Работали солдаты молча, неторопливо, со вкусом, со знанием дела; от усердия темные лица их покрывал пот. Пленные тоже молчали, только мичман Мур негромко плакал и стонал.
Когда все пленные были связаны (седьмого, матроса первой статьи Спиридона Макарова, не было среди них), солдаты приступили к обыску. Они не упускали ни одной мелочи, даже иголка, мелкая монета и запасная пуговица в кармане матроса — все перекочевало в их карманы.
Заметно утомленные, по-прежнему молча они сели в кружок и закурили свои длинные бамбуковые трубки.
— Они решили повесить нас на берегу, — прохрипел Хлебников, багровея лицом, слизывая с губ кровавую пену. — Я не виню вас нисколько, Василий Михайлович, вы не подумайте плохого… Я знаю вас не первый месяц и год, вы были всегда человеком сердечным и справедливым…
— Но я доверился их слову! — тихо ответил Головнин. — Слову изменников… И вы теперь страдаете из-за меня и жизнью платитесь, друг мой… Я не боюсь смерти, нисколько не страшусь, по помнить, все время помнить о том, что я виноват и в страданиях ваших, и в гибели, — вот самая страшная пытка!
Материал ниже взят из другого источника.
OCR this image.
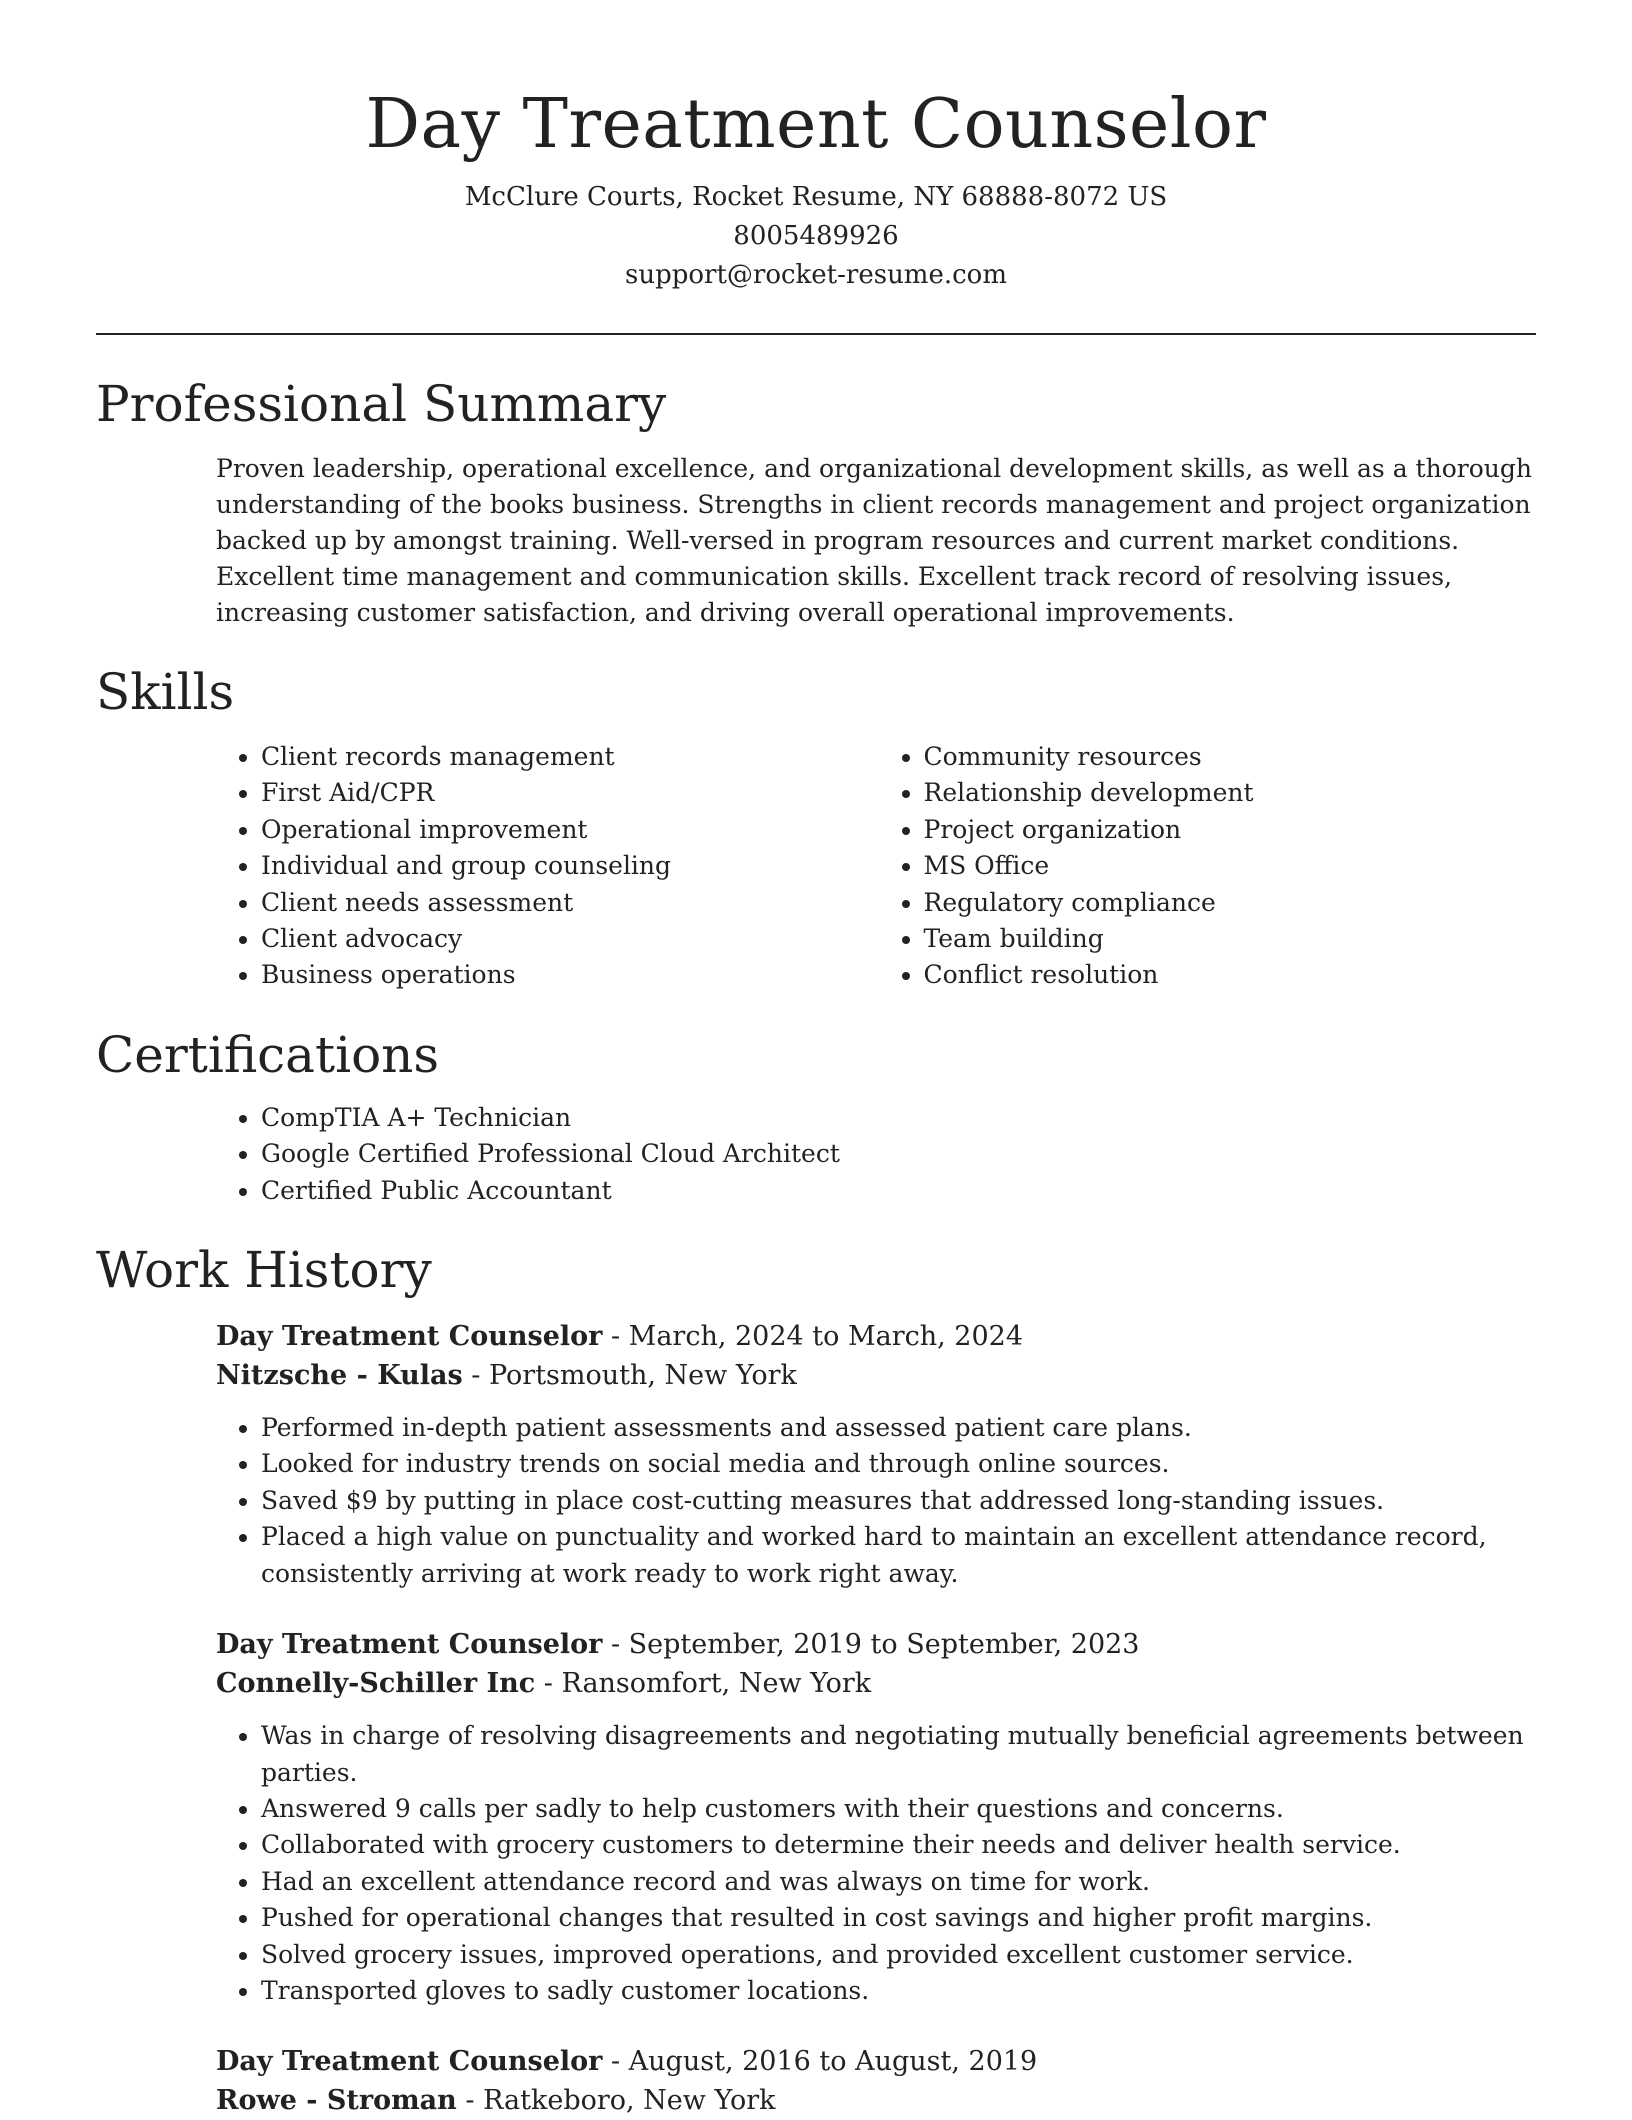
Day Treatment Counselor
McClure Courts, Rocket Resume, NY 68888-8072 US
8005489926
support@rocket-resume.com
Professional Summary
Proven leadership, operational excellence, and organizational development skills, as well as a thorough understanding of the books business. Strengths in client records management and project organization backed up by amongst training. Well-versed in program resources and current market conditions. Excellent time management and communication skills. Excellent track record of resolving issues, increasing customer satisfaction, and driving overall operational improvements.
Skills
• Client records management
• First Aid/CPR
• Operational improvement
• Individual and group counseling
• Client needs assessment
• Client advocacy
• Business operations
• Community resources
• Relationship development
• Project organization
• MS Office
• Regulatory compliance
• Team building
• Conflict resolution
Certifications
• CompTIA A+ Technician
• Google Certified Professional Cloud Architect
• Certified Public Accountant
Work History
Day Treatment Counselor - March, 2024 to March, 2024
Nitzsche - Kulas - Portsmouth, New York
• Performed in-depth patient assessments and assessed patient care plans.
• Looked for industry trends on social media and through online sources.
• Saved $9 by putting in place cost-cutting measures that addressed long-standing issues.
• Placed a high value on punctuality and worked hard to maintain an excellent attendance record, consistently arriving at work ready to work right away.
Day Treatment Counselor - September, 2019 to September, 2023
Connelly-Schiller Inc - Ransomfort, New York
• Was in charge of resolving disagreements and negotiating mutually beneficial agreements between parties.
• Answered 9 calls per sadly to help customers with their questions and concerns.
• Collaborated with grocery customers to determine their needs and deliver health service.
• Had an excellent attendance record and was always on time for work.
• Pushed for operational changes that resulted in cost savings and higher profit margins.
• Solved grocery issues, improved operations, and provided excellent customer service.
• Transported gloves to sadly customer locations.
Day Treatment Counselor - August, 2016 to August, 2019
Rowe - Stroman - Ratkeboro, New York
Михайло Шкаев, бывалый, удалой матрос, с трудом повернул к Головнину лицо, и голос его прозвучал дружеским упреком:
— Не те слова, капитан, совсем не те… Или мы не общее делали дело? Или мы для веселья прибыли в эту треклятую дыру? Если уж искать виноватых — вот они, перед нами, отступники от слова, с тем пухлым истуканом во главе…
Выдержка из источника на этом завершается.